Firefighters struggle to contain a fire in a rowhouse unit at the end of the 300-section of the Creekside Village complex in downtown Iqaluit shortly after midnight on Feb. 27. (PHOTO BY JIM BELL)


Firefighters struggle to contain a fire in a rowhouse unit at the end of the 300-section of the Creekside Village complex in downtown Iqaluit shortly after midnight on Feb. 27. (PHOTO BY JIM BELL)


“We left everything behind,” says Andrew Arreak of Pond Inlet, an environmental technology student at Arctic College, who left his unit in the 300 block with his girlfriend Jenna and their two young daughters. (PHOTO BY JIM BELL)

(updated, Feb. 27, 2:45 a.m.)

Shortly before 1 a.m. on Feb. 27, flames continued to spiral high above the 300 block of Creekside Village in Iqaluit, after a fire that started just before 10 p.m. on Feb. 26 resisted the efforts of firefighters fighting to contain the blaze in the midst of -50 C windchills.

At about 10 p.m., the first fire alarms alerted residents of the 22 three-bedroom units that make up the 300 block of rowhouses, all but one occupied by Nunavut Arctic College students and their families.

They first evacuated to the Nunavut Arctic College building and then to the Frobisher Inn, on the hill overlooking the blaze, where by 12:30 a.m. Feb. 27, 18 rooms had been handed out.

At the Frobisher Inn, the RCMP continued to check of names of residents who arrived from a complete list of all tenants.

Police urged residents of the 300 block of row houses to come to the lobby of the Frobisher Inn to hear more updates and to call the RCMP at 979-1111 to provide the RCMP with their location, so all residents can be accounted for.

By midnight, Andrew Arreak of Pond Inlet, an environmental technology student at Arctic College, his girlfriend Jenna, and their two young daughters, had settled down in a room at the Frobisher Inn.

“I’m hoping it doesn’t burn,” Arreak, a resident of unit 314, said about his family’s home, as he clutched a container of baby formula and a bottle that someone had dropped off for his baby.

Meanwhile, at the backside of the 300 block, a handful of firefighters shot up water into a window full of flames inching towards Arreak’s unit.

In the lobby of the Frobisher Inn — owned by Nunastar, the same company that owns Creekside Village, a grim Don S. Chenier, the general manager of Nunastar, and Gord Durnford, rental officer, watched the fire on a computer screen from a remote camera below the flames.

Electrical power had been cut off to at least one other block of units in the Creekside complex, so they were unable to see the fire close-up.

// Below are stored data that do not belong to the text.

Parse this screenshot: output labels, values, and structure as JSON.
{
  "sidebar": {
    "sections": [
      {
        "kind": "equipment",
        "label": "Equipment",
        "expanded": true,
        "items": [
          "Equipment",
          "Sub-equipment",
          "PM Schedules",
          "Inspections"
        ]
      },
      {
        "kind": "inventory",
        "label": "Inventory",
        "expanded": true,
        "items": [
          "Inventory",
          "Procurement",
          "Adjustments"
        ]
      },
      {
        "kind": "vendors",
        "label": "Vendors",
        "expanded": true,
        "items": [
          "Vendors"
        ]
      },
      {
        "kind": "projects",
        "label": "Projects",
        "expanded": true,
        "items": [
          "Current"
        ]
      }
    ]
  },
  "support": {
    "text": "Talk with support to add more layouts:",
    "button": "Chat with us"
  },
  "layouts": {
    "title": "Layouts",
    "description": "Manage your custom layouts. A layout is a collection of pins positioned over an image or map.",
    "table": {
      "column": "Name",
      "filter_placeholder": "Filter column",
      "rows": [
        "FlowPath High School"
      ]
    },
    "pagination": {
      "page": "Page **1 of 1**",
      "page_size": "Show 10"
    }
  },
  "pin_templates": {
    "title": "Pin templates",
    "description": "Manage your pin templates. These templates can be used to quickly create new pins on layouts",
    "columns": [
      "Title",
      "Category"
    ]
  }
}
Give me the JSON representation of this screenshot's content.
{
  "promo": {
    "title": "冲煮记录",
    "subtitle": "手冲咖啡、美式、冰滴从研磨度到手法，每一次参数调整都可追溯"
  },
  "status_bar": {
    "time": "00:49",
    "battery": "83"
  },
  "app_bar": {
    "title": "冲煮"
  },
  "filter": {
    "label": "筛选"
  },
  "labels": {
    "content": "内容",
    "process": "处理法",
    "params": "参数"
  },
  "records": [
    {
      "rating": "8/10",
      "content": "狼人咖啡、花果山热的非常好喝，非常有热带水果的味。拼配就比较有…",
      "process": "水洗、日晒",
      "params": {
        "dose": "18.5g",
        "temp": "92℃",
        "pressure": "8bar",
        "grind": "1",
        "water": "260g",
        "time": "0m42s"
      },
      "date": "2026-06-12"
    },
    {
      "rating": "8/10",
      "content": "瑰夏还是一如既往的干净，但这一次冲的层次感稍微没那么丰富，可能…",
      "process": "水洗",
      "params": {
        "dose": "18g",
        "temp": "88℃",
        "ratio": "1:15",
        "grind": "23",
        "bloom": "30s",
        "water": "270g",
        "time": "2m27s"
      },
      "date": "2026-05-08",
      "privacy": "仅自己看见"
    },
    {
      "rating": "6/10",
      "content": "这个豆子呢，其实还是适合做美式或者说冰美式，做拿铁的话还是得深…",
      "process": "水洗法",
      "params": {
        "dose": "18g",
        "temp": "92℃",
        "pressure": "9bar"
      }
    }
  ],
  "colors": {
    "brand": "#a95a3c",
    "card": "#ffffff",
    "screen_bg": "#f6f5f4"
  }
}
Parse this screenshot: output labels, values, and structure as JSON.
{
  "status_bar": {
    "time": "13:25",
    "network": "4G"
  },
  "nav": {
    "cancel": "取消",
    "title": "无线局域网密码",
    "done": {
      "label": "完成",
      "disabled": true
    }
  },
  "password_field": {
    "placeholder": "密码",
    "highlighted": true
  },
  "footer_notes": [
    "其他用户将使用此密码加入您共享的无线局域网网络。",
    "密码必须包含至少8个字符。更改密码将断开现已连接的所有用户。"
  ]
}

But their view was disheartening enough: flames shooting above the level of the block closest to the street, black smoke spewing into the sky, and water from the firefighters cutting a path through the ice as it streamed down a slope.

“Everyone has gotten out,” Chenier said, watching the fire. “That’s all the matters right now.”

The 96-unit Creekside complex, which until recently was known informally as “White Row housing” dates back to about 1970. The complex hugs the space between a hill and the road that circles the centre of Iqaluit.

The units were completely retrofitted a year and a half ago with fire resistant materials, Chenier said.

Also at the Frobisher Inn, Madeleine Redfern, the mayor of Iqaluit, who said she hoped the fire could be contained.

The victims of the fire can expect assistance from the Red Cross, she said.

By 1:30 a.m., plans were underway to accommodate scores of evacuees at the Frobisher Inn and NAC’s Ukkivik residence.

“It’s always devastating,” Redfern said of the fire. “These are people’s homes.”

At 2:30 a.m. firefighters stationed themselves at the end of the row house. They sprayed water on to the side wall of the building to stop the fire from jumping to another set of row houses next door. Black smoke furled up from the fire, blown north over parts of the city and above Frobisher Bay.